Badudu himself has lost over $1,000 in crypto trading so far, the equivalent of about four months’ minimum wage in Indonesia. He described it, in a circumspect way, as “a learning fee.”


How cryptocurrencies transition out of the unregulated fringes of the internet not only impacts the financial future of Southeast Asia’s largest economy, but potentially serves as a blueprint for other countries confronting how to regulate the burgeoning industry. 

Charles d’Haussy, a former Hong Kong government official and head of Asia-Pacific at the blockchain software company ConsenSys, told Rest of World that strong fintech companies could collide with the authority of the government, and both may seek to maintain their own tokens. “In this market, the pace of fintech has been very similar to what we’ve seen in China,” said d’Haussy. “Eventually, you end up with markets which are dominated by a handful of players, which brings a systemic risk later on to the central banks. Exactly what we’ve seen in China.”

Now that the Pandora’s box of borderless, decentralized exchanges has been opened, Indonesians are going to be using them anyway, said Pandu Sastrowardoyo, a co-founder of the Indonesian Blockchain Association who spent six years working on IBM’s Indonesia team. She spoke to Rest of World on the last day of the crypto conference NFT.NYC, where she was the only guest speaker from Indonesia. “The only way you can monitor the exchanges is by making them legal,” she said. 

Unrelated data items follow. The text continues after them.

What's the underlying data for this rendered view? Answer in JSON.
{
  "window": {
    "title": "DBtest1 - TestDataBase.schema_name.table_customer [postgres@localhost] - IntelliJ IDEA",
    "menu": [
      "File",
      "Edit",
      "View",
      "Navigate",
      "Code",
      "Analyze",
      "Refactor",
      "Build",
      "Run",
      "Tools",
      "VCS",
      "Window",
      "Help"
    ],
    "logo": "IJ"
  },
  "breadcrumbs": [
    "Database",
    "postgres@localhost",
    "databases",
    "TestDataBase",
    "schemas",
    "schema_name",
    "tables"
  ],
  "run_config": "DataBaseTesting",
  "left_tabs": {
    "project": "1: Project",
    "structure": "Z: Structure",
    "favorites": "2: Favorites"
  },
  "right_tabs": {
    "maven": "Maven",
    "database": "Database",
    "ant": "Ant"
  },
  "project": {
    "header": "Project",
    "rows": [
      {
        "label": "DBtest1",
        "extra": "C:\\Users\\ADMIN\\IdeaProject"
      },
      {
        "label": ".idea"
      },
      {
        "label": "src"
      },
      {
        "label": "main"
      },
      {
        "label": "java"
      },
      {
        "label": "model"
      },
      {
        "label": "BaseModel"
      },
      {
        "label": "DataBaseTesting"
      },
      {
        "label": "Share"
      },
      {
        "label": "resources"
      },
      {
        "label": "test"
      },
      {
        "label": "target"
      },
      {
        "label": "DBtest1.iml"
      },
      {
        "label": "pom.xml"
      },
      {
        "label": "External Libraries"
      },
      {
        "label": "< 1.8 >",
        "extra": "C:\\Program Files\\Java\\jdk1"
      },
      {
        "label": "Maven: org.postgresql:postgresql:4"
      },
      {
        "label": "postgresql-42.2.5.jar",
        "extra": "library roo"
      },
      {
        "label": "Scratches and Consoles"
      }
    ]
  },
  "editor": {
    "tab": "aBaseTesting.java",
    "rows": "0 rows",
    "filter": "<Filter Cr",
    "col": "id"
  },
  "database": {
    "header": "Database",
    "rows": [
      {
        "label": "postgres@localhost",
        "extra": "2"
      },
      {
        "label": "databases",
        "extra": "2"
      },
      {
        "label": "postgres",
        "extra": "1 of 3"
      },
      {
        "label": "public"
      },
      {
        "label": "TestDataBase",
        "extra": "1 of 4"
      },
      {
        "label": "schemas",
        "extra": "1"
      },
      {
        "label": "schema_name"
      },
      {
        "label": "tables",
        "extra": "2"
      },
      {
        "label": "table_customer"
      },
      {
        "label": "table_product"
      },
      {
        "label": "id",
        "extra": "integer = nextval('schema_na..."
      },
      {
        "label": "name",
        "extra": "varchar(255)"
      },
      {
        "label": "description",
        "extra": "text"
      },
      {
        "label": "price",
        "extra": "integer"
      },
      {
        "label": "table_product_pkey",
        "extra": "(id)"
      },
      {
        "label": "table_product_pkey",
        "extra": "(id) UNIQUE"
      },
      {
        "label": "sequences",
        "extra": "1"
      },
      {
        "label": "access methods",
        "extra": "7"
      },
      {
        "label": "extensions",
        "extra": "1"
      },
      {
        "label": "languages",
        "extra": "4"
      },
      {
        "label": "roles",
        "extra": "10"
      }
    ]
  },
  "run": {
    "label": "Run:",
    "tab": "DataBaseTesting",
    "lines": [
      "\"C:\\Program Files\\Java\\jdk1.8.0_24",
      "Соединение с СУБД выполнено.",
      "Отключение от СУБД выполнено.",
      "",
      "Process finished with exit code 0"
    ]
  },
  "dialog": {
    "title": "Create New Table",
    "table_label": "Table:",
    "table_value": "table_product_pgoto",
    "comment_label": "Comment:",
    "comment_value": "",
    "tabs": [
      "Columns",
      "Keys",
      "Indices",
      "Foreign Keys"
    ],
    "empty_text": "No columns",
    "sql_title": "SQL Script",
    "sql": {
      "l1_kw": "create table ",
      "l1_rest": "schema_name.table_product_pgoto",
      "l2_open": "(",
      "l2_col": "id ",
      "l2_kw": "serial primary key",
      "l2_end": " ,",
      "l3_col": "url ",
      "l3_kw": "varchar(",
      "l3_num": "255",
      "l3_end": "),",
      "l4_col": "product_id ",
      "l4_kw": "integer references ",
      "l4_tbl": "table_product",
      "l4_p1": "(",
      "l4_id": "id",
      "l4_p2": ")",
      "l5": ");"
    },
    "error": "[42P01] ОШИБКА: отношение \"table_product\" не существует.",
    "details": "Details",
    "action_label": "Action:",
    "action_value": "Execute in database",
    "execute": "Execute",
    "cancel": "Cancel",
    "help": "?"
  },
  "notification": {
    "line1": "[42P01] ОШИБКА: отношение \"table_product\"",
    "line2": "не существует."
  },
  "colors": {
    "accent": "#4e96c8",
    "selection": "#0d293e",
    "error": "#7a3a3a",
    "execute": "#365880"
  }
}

Although the Indonesian government has banned cryptocurrencies as a form of payment, and the powerful Indonesian Ulema Council has said paying with crypto is not permissible under Islamic law, the country still regulates crypto as an approved asset class. Crypto businesses operate in a legal grey area in much of the world, but this means that in Indonesia, the surest option is to be an officially registered exchange — although hubs like Singapore have been striving to make themselves more attractive to those fleeing China’s crackdown

Ordinary Indonesians have much at stake, but right now the loudest voices belong to the sellers and idealists. The musician Badudu has always had a soft spot for revolutionaries. After all, he named his original group Banda Neira, for the eastern island where several of the men who became Indonesia’s founding fathers were exiled by the Dutch colonists. “If we look the other way to challenge the status quo, there’s hope within the crypto world,” he said.

“Crypto is like a self-fulfilling prophecy,” Soetoyo of Pintu said to Rest of World. “The more you believe in it, the more it will happen.”